Modify bridge0 and bond0 to only contain the interfaces of network 1:
manage_ovs --bridge_name br0 --bond_name bond0 --interfaces eth0,eth2 update_uplinks
Create bridge1 and bond1 to only contain the interfaces of network2:
manage_ovs --bridge_name br1 --bond_name bond1 --interfaces eth1,eth3 update_uplinks
Verify everything looks good:
Uplink ports: bond1
Uplink ifaces: eth1 eth3
Uplinks ports: bond0
Uplinks ifaces: eth0 eth2
Now if that all looks good, you don’t want to have to do this manually on every CVM so use the built-in allssh command:
allssh manage_ovs --bridge_name br0 --bond_name bond0 --interfaces eth0,eth2 update_uplinks
allssh manage_ovs --bridge_name br1 --bond_name bond1 --interfaces eth1,eth3 update_uplinks
At this point, your new bridge and bond is setup to allow for access to 2 different physical networks for dual-homed NTNX love.
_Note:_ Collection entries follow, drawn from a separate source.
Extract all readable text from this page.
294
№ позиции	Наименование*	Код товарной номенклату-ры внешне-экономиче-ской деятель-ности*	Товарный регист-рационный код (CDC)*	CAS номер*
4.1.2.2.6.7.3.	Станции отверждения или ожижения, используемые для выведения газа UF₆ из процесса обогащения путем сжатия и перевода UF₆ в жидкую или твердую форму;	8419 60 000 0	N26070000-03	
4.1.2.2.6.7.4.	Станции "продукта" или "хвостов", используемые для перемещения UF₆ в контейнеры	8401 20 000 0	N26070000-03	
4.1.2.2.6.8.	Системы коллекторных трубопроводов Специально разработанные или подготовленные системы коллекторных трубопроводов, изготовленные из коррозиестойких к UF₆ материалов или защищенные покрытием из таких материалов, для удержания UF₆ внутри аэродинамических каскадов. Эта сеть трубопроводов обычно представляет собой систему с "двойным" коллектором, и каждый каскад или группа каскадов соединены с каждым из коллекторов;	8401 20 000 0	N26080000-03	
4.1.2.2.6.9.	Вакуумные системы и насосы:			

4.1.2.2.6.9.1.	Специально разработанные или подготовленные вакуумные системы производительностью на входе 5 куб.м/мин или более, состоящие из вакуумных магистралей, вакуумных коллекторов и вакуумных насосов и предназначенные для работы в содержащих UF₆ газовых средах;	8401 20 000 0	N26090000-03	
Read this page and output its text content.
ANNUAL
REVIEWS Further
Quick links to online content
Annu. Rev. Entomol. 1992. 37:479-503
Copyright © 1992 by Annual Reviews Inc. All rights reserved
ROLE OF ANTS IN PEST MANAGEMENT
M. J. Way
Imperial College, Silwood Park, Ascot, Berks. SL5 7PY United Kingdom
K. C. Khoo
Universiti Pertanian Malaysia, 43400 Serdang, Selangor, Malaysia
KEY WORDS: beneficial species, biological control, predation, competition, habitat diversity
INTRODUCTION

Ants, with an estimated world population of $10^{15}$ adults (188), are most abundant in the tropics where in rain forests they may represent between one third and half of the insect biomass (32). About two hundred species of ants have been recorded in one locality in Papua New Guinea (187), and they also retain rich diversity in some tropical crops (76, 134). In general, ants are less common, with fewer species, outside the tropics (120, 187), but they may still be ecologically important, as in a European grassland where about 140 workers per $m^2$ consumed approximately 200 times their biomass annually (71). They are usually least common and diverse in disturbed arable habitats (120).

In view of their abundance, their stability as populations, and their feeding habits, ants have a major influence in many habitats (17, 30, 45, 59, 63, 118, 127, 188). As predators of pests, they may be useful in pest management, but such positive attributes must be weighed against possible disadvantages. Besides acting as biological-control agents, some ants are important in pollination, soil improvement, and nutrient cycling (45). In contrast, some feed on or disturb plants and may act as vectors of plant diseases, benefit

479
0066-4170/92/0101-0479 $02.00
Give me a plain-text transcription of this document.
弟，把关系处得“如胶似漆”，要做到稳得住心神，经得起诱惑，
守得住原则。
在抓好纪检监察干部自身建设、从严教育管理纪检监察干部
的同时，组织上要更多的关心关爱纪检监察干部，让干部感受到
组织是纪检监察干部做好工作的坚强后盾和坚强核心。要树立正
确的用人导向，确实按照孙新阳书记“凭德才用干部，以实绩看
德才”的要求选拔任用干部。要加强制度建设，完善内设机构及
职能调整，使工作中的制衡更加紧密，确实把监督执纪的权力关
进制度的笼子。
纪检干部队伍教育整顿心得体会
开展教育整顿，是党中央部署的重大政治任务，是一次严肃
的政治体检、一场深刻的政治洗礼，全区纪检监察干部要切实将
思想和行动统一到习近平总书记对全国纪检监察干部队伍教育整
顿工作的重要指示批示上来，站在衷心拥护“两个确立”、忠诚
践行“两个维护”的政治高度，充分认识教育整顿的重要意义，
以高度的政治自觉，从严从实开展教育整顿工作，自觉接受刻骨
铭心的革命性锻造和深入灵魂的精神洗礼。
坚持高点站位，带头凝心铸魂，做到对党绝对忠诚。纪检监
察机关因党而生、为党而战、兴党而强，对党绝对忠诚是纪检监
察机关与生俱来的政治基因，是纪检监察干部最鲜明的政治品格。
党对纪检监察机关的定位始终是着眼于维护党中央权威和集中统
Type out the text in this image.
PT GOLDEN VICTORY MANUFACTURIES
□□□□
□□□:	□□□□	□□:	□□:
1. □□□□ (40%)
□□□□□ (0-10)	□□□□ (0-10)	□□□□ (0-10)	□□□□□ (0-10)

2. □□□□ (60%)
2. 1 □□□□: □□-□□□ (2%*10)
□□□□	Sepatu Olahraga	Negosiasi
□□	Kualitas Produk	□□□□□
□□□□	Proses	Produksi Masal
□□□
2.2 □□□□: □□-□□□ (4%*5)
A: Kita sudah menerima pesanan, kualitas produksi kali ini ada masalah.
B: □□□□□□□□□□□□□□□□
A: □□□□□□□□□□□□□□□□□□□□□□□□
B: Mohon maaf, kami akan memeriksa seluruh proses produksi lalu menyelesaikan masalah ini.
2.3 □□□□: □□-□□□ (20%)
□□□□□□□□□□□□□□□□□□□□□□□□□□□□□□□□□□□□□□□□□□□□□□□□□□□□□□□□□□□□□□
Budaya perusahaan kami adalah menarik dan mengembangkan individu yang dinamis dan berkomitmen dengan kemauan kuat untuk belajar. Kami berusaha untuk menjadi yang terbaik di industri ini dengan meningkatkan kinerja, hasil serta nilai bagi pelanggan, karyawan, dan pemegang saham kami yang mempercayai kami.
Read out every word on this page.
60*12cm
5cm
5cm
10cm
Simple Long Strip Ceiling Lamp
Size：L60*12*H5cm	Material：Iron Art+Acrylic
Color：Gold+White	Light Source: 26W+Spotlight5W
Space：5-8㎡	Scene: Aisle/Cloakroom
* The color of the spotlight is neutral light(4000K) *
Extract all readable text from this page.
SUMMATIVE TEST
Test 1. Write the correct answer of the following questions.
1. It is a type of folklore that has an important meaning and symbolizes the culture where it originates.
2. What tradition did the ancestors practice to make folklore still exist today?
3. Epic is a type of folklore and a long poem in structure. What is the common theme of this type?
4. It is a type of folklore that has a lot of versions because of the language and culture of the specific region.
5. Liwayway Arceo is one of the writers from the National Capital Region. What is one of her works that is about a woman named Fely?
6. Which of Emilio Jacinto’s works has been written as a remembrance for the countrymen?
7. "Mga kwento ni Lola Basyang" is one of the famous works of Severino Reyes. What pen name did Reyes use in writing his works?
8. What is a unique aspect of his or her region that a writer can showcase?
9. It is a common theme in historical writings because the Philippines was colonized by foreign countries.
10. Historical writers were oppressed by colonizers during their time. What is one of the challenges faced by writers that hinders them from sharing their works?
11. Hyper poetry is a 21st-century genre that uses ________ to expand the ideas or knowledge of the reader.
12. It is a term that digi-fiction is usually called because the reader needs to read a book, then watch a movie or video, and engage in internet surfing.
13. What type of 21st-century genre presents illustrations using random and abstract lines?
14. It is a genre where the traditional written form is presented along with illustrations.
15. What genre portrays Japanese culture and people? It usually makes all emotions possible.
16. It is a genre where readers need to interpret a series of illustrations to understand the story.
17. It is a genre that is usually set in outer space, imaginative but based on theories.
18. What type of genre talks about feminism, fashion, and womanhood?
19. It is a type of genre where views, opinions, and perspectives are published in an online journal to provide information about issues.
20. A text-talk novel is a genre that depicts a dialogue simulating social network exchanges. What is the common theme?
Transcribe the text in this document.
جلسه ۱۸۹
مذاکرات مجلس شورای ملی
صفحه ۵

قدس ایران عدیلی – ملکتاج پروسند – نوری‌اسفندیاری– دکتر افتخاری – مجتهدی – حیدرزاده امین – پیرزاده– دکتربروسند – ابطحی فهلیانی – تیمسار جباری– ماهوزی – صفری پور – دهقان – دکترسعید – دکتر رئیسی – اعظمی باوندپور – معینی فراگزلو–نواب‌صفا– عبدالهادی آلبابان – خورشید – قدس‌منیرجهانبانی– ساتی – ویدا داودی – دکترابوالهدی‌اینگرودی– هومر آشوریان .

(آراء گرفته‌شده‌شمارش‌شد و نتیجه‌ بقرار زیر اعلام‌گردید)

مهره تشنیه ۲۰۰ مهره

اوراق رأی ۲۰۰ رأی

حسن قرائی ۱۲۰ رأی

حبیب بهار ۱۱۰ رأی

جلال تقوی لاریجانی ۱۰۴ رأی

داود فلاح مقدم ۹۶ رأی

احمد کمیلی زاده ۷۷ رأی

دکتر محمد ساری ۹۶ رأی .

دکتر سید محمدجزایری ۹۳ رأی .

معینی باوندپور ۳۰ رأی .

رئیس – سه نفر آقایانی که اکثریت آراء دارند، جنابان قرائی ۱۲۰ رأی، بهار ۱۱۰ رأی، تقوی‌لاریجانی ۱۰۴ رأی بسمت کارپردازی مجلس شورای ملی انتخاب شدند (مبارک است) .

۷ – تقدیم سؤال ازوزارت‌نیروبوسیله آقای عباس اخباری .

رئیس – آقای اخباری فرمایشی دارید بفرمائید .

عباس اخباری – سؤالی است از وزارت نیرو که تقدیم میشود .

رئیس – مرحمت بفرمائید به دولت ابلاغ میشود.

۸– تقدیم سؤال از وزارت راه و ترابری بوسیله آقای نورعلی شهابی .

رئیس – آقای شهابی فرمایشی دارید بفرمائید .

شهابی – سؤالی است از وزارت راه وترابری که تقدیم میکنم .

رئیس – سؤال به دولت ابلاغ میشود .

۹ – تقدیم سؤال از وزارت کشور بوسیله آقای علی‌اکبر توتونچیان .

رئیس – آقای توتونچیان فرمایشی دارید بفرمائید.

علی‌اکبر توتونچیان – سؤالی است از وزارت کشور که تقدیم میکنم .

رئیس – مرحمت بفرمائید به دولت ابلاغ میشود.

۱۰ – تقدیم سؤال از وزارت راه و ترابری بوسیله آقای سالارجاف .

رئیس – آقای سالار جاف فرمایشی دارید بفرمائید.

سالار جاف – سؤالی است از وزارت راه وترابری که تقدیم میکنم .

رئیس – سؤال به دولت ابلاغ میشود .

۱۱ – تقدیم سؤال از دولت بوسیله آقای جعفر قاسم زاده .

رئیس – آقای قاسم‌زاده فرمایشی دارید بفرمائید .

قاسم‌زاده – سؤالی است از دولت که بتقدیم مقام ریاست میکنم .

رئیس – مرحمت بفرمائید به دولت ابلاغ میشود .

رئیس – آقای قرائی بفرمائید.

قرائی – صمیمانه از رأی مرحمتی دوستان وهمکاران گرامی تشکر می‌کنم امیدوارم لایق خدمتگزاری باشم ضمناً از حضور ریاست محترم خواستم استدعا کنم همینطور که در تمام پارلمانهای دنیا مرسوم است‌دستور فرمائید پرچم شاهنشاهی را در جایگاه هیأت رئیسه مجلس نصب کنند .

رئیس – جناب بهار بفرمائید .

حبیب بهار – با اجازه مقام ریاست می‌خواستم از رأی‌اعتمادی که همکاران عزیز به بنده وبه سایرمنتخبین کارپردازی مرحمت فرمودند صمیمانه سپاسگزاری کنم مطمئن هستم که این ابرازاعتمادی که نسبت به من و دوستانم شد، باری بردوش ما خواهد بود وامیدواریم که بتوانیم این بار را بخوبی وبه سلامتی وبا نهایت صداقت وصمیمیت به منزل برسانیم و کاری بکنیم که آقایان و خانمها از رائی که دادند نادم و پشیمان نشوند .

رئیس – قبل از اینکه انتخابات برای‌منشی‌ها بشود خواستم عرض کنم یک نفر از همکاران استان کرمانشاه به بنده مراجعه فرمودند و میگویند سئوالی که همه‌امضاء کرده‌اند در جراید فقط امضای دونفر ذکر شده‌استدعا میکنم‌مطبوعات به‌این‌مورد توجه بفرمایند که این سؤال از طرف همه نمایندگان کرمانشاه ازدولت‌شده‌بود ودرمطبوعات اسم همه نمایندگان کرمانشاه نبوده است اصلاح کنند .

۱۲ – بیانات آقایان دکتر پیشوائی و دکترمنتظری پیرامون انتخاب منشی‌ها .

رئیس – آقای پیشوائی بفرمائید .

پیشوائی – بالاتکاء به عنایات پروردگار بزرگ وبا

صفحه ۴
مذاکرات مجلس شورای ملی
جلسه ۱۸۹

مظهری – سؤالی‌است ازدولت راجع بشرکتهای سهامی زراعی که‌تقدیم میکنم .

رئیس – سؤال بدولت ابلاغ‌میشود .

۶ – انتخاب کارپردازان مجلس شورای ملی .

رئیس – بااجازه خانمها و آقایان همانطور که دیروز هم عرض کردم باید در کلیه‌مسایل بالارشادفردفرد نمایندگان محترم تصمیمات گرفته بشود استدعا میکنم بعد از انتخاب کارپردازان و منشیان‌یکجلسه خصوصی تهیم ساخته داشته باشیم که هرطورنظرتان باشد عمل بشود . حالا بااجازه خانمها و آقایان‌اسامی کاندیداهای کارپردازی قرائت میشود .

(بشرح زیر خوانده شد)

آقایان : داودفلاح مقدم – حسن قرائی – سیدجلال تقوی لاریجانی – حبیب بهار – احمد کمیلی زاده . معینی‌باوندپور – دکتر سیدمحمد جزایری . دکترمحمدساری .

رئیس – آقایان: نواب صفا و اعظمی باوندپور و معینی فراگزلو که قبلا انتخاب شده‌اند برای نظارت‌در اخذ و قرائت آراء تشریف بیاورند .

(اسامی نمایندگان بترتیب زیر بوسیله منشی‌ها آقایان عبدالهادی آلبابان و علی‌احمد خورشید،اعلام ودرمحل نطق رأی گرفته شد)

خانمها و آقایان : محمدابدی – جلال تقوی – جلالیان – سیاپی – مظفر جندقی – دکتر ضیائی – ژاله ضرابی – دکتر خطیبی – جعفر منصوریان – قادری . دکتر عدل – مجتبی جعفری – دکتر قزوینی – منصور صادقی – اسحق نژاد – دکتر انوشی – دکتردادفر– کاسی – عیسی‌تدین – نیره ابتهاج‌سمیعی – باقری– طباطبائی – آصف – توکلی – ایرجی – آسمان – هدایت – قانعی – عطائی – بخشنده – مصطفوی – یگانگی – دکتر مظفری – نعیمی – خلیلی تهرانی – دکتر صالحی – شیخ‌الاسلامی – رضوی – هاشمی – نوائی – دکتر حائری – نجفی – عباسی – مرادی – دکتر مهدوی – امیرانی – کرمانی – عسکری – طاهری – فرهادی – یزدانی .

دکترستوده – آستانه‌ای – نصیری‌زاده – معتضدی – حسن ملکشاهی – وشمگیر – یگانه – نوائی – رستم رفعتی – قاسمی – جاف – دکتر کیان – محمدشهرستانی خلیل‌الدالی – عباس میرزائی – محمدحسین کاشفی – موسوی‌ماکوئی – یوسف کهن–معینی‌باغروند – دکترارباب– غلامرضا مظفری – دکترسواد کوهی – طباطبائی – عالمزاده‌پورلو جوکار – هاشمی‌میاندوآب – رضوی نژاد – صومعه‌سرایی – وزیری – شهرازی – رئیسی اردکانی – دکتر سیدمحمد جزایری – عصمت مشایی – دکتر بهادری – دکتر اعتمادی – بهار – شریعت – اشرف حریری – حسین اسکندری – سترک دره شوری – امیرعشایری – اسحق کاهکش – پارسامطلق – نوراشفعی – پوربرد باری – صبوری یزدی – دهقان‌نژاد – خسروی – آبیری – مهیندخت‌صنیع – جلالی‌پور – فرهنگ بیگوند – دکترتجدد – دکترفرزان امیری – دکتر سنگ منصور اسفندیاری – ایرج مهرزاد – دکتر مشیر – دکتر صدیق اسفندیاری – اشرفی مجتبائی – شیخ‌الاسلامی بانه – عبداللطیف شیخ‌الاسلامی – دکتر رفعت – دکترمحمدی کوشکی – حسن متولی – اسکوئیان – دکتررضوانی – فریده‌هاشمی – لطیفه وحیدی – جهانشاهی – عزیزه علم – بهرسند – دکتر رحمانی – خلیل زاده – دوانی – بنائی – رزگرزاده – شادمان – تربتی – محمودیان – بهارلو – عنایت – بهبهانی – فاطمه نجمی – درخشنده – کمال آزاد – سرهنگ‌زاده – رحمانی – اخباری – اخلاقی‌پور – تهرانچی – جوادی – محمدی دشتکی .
But now you’re seeing an alert in Prism about your CVM’s using an interface which is slower than 10 Gbps. This alert will trigger all the time in this setup regardless of if the active interface is the 10Gbps or the 1Gbps but thankfully there is a way to set which interface is active. Let’s make sure that our new bonds are using the 10 Gbps.
Since we have mismatched interface speeds in our bonds, we need to use the active-backup bonding mode. If this was a traditional cluster, you could have the option of load balancing between 2 active links.
From the AHV host:
ovs_appctl bond/show bond0
---- bond0 ----
bond may use recirculation: no, Recirc-ID : -1
updelay: 0 ms
downdelay: 0 ms
active slave mac: xxxxxxxxxxxx(eth2)
slave eth0: enabled
slave eth2: enabled
First verify that you are in active-backup mode, but if you are not, you can set it by:
ovs-vsctl set port bond0 bond_mode=active-backup
Once set, we need to see which interface holds the “active slave” parameter. In my example above, that would be eth2. The active slave mac is set to eth2, as well as under the eth2 interface information, you can see “active slave.” I will admit that calling the active interface the “active slave” seems a bit counter-intuitive but alas.
In my case, the 10 Gbps port is the active slave so I am done. If you aren’t as lucky as me or perhaps you have a 10 Gbps link fail and have to manually set this back (it will not auto-repair back to 10 Gbps as of Acropolis 4.6), all you have to do is:
ovs-appctl bond/set-active-slave bond0 ethX
Repeat that for your appropriate bond# and eth# on your hosts and that’s it. Long winded post but ultimately a few commands to get the job done. If you have a large amount of hosts, feel free to do these AHV host commands via for loop in bash to automate it a bit.